Enfin il y a beau temps que l’époque des Pascal et des Arnauld est révolue ; le débat théologique, incarné par les Provinciales a fait place à des campagnes de presse, menées pour l’essentiel par la secte janséniste, contre la fameuse Bulle Unigenitus et contre la Compagnie de Jésus. Dans cette lutte à mort, on ne lésine pas sur les moyens. Les jésuites y sont à longueur de textes traités de sodomites, d’assassins des rois, ou pour le moins de prétendre à un despotisme universel.

Un flot incessant de poèmes satiriques, en général courts et toujours anonymes, qu’une police dépassée tente en vain d’endiguer et de réprimer, propose ainsi un regard cru sur les coulisses d’un grand siècle.
Cette source est bien entendu déjà connue et exploitée, mais sans qu’on ait jusqu’à ce jour été en état de prendre pleine conscience de l’importance du phénomène. A cela une évidente raison : ces textes se trouvent partout et nulle part. Transmis de la main à la main, s’apprenant par cœur, souvent chantés, ils ont une existence précaire, ne survivant guère à l’actualité qui leur a donné naissance, à moins qu’ils ne soit recueillis dans une lettre dont on régale un correspondant de province, ou qu’un mémorialiste les recopie, ou enfin qu’ils ne soient soigneusement collectés dans des chansonniers manuscrits par de discrets amateurs.

Le Chansonnier historique du XVIIIᵉ siècle d’Emile Raunié, seule publication sérieuse à rendre compte de ce genre de littérature, avait recueilli en dix volumes, vers 1880, environ 1600 textes.

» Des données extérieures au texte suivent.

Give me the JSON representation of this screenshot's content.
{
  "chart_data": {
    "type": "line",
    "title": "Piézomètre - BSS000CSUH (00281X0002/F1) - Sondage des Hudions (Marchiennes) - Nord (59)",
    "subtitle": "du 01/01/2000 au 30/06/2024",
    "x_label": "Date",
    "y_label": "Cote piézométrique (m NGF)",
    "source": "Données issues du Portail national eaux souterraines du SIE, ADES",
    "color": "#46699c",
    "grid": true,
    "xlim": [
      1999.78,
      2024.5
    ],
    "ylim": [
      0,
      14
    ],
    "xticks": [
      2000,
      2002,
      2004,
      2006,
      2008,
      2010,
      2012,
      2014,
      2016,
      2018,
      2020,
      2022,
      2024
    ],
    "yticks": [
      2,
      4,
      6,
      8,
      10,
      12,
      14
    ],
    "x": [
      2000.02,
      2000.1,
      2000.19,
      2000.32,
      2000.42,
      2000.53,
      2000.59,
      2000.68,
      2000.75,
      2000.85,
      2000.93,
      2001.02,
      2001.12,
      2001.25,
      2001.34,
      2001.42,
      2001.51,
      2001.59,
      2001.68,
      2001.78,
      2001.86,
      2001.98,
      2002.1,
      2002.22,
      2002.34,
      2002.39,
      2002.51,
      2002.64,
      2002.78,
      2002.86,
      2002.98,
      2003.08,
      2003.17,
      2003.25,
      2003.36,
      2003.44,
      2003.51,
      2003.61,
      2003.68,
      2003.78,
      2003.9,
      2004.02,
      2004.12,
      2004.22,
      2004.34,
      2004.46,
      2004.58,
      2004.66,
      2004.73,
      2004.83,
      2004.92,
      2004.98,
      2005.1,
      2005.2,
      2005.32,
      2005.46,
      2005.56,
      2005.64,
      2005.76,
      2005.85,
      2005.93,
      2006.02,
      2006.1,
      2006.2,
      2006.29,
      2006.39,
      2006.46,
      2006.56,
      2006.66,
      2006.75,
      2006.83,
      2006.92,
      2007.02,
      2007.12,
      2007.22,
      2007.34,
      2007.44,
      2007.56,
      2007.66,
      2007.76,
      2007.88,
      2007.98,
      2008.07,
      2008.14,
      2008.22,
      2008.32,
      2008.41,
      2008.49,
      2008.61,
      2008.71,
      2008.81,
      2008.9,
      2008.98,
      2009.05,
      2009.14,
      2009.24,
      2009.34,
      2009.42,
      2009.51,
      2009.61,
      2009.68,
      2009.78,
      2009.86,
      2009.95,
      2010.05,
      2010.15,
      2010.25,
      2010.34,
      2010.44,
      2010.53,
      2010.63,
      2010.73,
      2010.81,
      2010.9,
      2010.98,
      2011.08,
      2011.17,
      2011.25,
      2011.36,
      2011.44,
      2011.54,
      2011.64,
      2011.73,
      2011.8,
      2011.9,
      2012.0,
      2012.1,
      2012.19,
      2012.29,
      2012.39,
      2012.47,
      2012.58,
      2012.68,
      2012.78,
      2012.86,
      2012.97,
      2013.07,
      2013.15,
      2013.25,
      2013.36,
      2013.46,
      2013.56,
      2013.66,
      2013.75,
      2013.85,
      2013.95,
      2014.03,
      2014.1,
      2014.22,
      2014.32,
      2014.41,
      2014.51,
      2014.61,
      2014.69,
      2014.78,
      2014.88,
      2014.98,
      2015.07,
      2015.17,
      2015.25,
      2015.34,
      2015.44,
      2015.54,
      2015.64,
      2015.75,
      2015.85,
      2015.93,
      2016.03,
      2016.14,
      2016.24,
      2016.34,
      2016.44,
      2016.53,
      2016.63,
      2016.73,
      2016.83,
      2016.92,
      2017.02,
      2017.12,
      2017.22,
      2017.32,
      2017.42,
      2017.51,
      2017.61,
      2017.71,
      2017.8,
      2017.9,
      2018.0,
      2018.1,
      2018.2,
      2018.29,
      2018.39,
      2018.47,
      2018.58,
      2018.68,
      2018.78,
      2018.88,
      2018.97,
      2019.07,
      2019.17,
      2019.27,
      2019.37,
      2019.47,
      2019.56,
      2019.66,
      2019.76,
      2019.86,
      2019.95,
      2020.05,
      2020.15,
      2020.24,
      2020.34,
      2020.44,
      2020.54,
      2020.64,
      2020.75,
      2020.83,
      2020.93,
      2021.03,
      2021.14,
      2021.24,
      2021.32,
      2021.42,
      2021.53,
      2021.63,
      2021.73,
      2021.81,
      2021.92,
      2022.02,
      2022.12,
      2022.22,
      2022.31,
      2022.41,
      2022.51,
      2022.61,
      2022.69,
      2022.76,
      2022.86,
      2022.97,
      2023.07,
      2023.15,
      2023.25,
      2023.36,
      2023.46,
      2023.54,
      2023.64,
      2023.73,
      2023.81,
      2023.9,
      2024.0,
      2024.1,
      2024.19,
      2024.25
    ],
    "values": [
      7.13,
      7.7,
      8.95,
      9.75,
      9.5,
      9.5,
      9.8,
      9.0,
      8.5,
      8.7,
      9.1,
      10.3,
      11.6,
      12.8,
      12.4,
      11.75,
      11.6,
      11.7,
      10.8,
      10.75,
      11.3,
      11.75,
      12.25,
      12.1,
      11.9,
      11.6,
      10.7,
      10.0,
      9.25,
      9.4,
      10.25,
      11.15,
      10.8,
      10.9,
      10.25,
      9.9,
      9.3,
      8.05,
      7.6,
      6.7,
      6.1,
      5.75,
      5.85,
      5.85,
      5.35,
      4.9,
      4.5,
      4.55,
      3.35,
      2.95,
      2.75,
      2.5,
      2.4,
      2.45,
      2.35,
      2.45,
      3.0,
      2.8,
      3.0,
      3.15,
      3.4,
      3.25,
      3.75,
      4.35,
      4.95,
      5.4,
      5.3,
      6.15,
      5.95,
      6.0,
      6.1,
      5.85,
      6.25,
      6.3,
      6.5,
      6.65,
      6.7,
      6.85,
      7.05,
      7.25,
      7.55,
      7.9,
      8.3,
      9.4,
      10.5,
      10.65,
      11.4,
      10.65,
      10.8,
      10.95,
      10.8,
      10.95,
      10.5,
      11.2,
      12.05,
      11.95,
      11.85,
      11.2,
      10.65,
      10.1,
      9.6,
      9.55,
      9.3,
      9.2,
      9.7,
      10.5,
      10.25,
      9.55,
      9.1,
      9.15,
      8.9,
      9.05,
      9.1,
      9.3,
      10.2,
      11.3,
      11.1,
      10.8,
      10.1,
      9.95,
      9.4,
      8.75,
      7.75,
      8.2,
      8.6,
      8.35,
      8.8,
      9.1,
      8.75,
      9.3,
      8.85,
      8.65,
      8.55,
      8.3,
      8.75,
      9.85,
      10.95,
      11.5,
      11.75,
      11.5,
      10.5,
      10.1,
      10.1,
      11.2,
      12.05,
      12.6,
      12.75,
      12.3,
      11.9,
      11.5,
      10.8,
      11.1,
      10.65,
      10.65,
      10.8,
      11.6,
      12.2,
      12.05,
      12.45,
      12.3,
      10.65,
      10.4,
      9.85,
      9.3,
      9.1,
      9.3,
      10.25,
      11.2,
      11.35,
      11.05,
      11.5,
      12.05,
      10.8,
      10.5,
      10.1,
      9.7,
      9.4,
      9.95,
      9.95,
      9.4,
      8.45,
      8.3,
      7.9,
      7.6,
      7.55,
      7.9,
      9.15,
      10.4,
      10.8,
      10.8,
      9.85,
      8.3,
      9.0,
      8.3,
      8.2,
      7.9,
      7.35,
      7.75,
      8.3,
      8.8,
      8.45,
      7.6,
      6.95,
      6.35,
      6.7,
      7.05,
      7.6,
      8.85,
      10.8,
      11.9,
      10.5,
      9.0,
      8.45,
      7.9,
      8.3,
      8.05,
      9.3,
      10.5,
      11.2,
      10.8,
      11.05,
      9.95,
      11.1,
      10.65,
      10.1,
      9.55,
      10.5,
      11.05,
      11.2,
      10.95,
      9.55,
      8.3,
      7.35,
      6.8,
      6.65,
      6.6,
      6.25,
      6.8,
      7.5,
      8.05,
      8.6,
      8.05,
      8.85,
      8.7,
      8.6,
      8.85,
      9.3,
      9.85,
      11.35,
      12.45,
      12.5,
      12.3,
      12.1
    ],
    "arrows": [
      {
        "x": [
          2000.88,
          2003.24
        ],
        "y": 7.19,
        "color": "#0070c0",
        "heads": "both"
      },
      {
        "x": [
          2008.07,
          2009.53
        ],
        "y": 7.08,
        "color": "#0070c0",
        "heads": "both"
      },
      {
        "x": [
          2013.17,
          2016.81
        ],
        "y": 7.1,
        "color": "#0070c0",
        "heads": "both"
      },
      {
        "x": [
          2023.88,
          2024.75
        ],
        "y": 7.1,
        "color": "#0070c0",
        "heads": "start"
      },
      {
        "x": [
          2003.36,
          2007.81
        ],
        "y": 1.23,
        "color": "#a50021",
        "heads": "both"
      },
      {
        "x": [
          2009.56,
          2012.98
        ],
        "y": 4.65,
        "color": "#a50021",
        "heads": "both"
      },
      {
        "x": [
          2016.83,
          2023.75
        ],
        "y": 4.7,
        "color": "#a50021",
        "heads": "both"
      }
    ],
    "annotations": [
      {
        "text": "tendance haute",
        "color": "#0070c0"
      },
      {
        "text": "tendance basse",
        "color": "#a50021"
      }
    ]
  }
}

Nous en sommes à 5600, dont plus de la moitié complètement inconnus. Il ne s’y compte certes pas que des chefs-d’œuvre ; certains sont même d’une maladresse insigne, voire d’une rare obscénité ; d’autres en revanche sont fort bien troussés ou d’une grande drôlerie. Quoi qu’il en soit, cet ensemble massif constitue à l’évidence un document historique de premier ordre, disons même une révélation, qu’une censure sourcilleuse s’était employée, sans lésiner sur les moyens répressifs, à masquer aux yeux des contemporains puis de la postérité.